Performance evaluation of higher-order numerical scheme for application of 1D nuclear system analysis code

Abstract

The existing nuclear system analysis codes such as RELAP5, TRAC, MARS and SPACE use the 1st order numerical scheme in both space and time discretization to solve the governing equations. However, the numerical diffusion problem can be occurred in the 1st order numerical scheme. Nowadays, the nuclear system analysis code requires higher accuracy for the prediction of the thermal margin in the nuclear system. Therefore, a nuclear system analysis code with better performance is needed for both nuclear industry and regulatory activities. Thus, this study evaluated the applicability of the higher-order numerical schemes for the next generation nuclear system analysis code. In this study, single phase pipe flow simulation with a sine pulse of temperature was conducted to evaluate the accuracy and the maximum Courant number of the 1st order and 2nd order numerical schemes. For the 2nd order numerical schemes, the 2nd order upwind scheme, centered differencing scheme and Lax-Wendroff scheme are used.

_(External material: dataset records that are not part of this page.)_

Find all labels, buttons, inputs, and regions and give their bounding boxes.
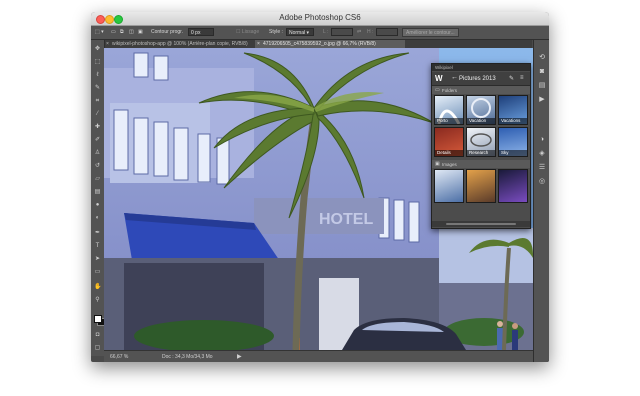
close-tab-icon[interactable]: × <box>106 40 109 48</box>
foreground-color-swatch[interactable] <box>94 315 102 323</box>
pen-tool-icon[interactable]: ✒ <box>94 230 101 237</box>
back-arrow-icon[interactable]: ← <box>451 74 458 81</box>
style-value: Normal <box>289 30 306 36</box>
camera-icon[interactable]: ◙ <box>538 68 546 76</box>
lasso-tool-icon[interactable]: ℓ <box>94 72 101 79</box>
marquee-preset-icon[interactable]: ⬚ ▾ <box>95 29 104 35</box>
menu-icon[interactable]: ≡ <box>520 75 524 81</box>
actions-icon[interactable]: ▶ <box>538 96 546 104</box>
tab-wikipixel-document[interactable]: × wikipixel-photoshop-app @ 100% (Arrièr… <box>104 40 254 48</box>
window-title: Adobe Photoshop CS6 <box>279 13 361 22</box>
width-input[interactable] <box>331 28 353 36</box>
images-section-header[interactable]: ▣ Images <box>432 160 530 168</box>
folder-thumbnail[interactable]: Vacation <box>466 95 496 125</box>
title-bar: Adobe Photoshop CS6 <box>91 12 549 26</box>
images-label: Images <box>442 161 457 167</box>
refine-edge-button[interactable]: Améliorer le contour... <box>402 28 459 37</box>
marquee-tool-icon[interactable]: ⬚ <box>94 59 101 66</box>
folder-caption: Vacations <box>499 118 527 124</box>
dodge-icon[interactable]: ◐ <box>94 215 101 222</box>
blur-icon[interactable]: ● <box>94 202 101 209</box>
smooth-label: Lissage <box>241 29 260 35</box>
folder-thumbnail[interactable]: Porto <box>434 95 464 125</box>
new-selection-icon[interactable]: ▭ <box>111 29 116 35</box>
move-tool-icon[interactable]: ✥ <box>94 46 101 53</box>
image-thumbnail[interactable] <box>434 169 464 203</box>
properties-icon[interactable]: ▤ <box>538 82 546 90</box>
wikipixel-logo: W <box>435 74 443 83</box>
document-tabs: × wikipixel-photoshop-app @ 100% (Arrièr… <box>104 40 532 48</box>
panel-scrollbar[interactable] <box>432 221 530 227</box>
document-size: Doc : 34,3 Mo/34,3 Mo <box>162 354 213 360</box>
height-input[interactable] <box>376 28 398 36</box>
folder-thumbnail[interactable]: Vacations <box>498 95 528 125</box>
history-icon[interactable]: ⟲ <box>538 54 546 62</box>
close-tab-icon[interactable]: × <box>257 40 260 48</box>
zoom-level[interactable]: 66,67 % <box>110 354 128 360</box>
folder-caption: Details <box>435 150 463 156</box>
status-bar: 66,67 % Doc : 34,3 Mo/34,3 Mo ▶ <box>104 350 533 362</box>
zoom-tool-icon[interactable]: ⚲ <box>94 297 101 304</box>
smooth-checkbox[interactable]: ☐ Lissage <box>236 29 259 35</box>
layers-icon[interactable]: ◈ <box>538 150 546 158</box>
height-label: H : <box>367 29 374 35</box>
scrollbar-thumb[interactable] <box>446 223 516 225</box>
folder-thumbnail[interactable]: Sky <box>498 127 528 157</box>
folder-icon: ▭ <box>435 87 440 93</box>
style-label: Style : <box>269 29 283 35</box>
quick-mask-icon[interactable]: ◘ <box>94 332 101 339</box>
wikipixel-panel: Wikipixel W ← Pictures 2013 ✎ ≡ ▭ Folder… <box>431 63 531 229</box>
swap-icon[interactable]: ⇄ <box>357 29 361 35</box>
eraser-icon[interactable]: ▱ <box>94 176 101 183</box>
eyedropper-icon[interactable]: ⁄ <box>94 111 101 118</box>
shape-tool-icon[interactable]: ▭ <box>94 269 101 276</box>
style-select[interactable]: Normal ▾ <box>286 28 314 36</box>
panel-nav: W ← Pictures 2013 ✎ ≡ <box>432 72 530 86</box>
gradient-icon[interactable]: ▤ <box>94 189 101 196</box>
quick-select-icon[interactable]: ✎ <box>94 85 101 92</box>
edit-icon[interactable]: ✎ <box>509 75 514 82</box>
adjustments-icon[interactable]: ◑ <box>538 136 546 144</box>
path-select-icon[interactable]: ➤ <box>94 256 101 263</box>
folder-caption: Porto <box>435 118 463 124</box>
folders-label: Folders <box>442 87 458 93</box>
crop-tool-icon[interactable]: ⌗ <box>94 98 101 105</box>
panel-header[interactable]: Wikipixel <box>432 64 530 71</box>
folders-section-header[interactable]: ▭ Folders <box>432 86 530 94</box>
feather-input[interactable]: 0 px <box>188 28 214 36</box>
width-label: L : <box>323 29 329 35</box>
folder-caption: Research <box>467 150 495 156</box>
subtract-selection-icon[interactable]: ◫ <box>129 29 134 35</box>
image-thumbnail[interactable] <box>498 169 528 203</box>
add-selection-icon[interactable]: ⧉ <box>120 29 124 35</box>
tab-photo-document[interactable]: × 4719206505_c475839592_o.jpg @ 66,7% (R… <box>255 40 405 48</box>
folder-thumbnail[interactable]: Research <box>466 127 496 157</box>
image-thumbnail[interactable] <box>466 169 496 203</box>
hand-tool-icon[interactable]: ✋ <box>94 284 101 291</box>
tools-panel: ✥ ⬚ ℓ ✎ ⌗ ⁄ ✚ ✐ ♙ ↺ ▱ ▤ ● ◐ ✒ T ➤ ▭ ✋ ⚲ … <box>91 40 105 356</box>
tab-label: wikipixel-photoshop-app @ 100% (Arrière-… <box>112 41 248 47</box>
clone-stamp-icon[interactable]: ♙ <box>94 150 101 157</box>
type-tool-icon[interactable]: T <box>94 243 101 250</box>
history-brush-icon[interactable]: ↺ <box>94 163 101 170</box>
folder-thumbnail[interactable]: Details <box>434 127 464 157</box>
folder-caption: Vacation <box>467 118 495 124</box>
healing-brush-icon[interactable]: ✚ <box>94 124 101 131</box>
brush-icon[interactable]: ✐ <box>94 137 101 144</box>
photoshop-window: Adobe Photoshop CS6 ⬚ ▾ ▭ ⧉ ◫ ▣ Contour … <box>91 12 549 362</box>
paths-icon[interactable]: ◎ <box>538 178 546 186</box>
svg-text:HOTEL: HOTEL <box>319 211 373 228</box>
feather-label: Contour progr. <box>151 29 183 35</box>
tab-label: 4719206505_c475839592_o.jpg @ 66,7% (RVB… <box>263 41 376 47</box>
options-bar: ⬚ ▾ ▭ ⧉ ◫ ▣ Contour progr. 0 px ☐ Lissag… <box>91 26 549 40</box>
status-menu-arrow-icon[interactable]: ▶ <box>237 353 242 360</box>
channels-icon[interactable]: ☰ <box>538 164 546 172</box>
panel-dock: ⟲ ◙ ▤ ▶ ◑ ◈ ☰ ◎ <box>533 40 549 362</box>
panel-header-label: Wikipixel <box>435 65 453 70</box>
panel-title: Pictures 2013 <box>459 76 496 82</box>
image-icon: ▣ <box>435 161 440 167</box>
intersect-selection-icon[interactable]: ▣ <box>138 29 143 35</box>
screen-mode-icon[interactable]: ▢ <box>94 345 101 352</box>
folder-caption: Sky <box>499 150 527 156</box>
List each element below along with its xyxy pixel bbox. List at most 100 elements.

The 2nd order backward Euler scheme is used for the temporal numerical scheme. So, the sensitivity of the higher order numerical schemes is conducted in terms of the improvement of the accuracy and the change of the maximum Courant number for the stability. Also, the effect of the numerical diffusion and dispersion is evaluated by comparing the theoretical and the calculated maximum Courant number of each higher order numerical scheme. Furthermore, these attempts should be identified whether more stable and accurate solutions can be obtained under the two phase flow conditions in the future.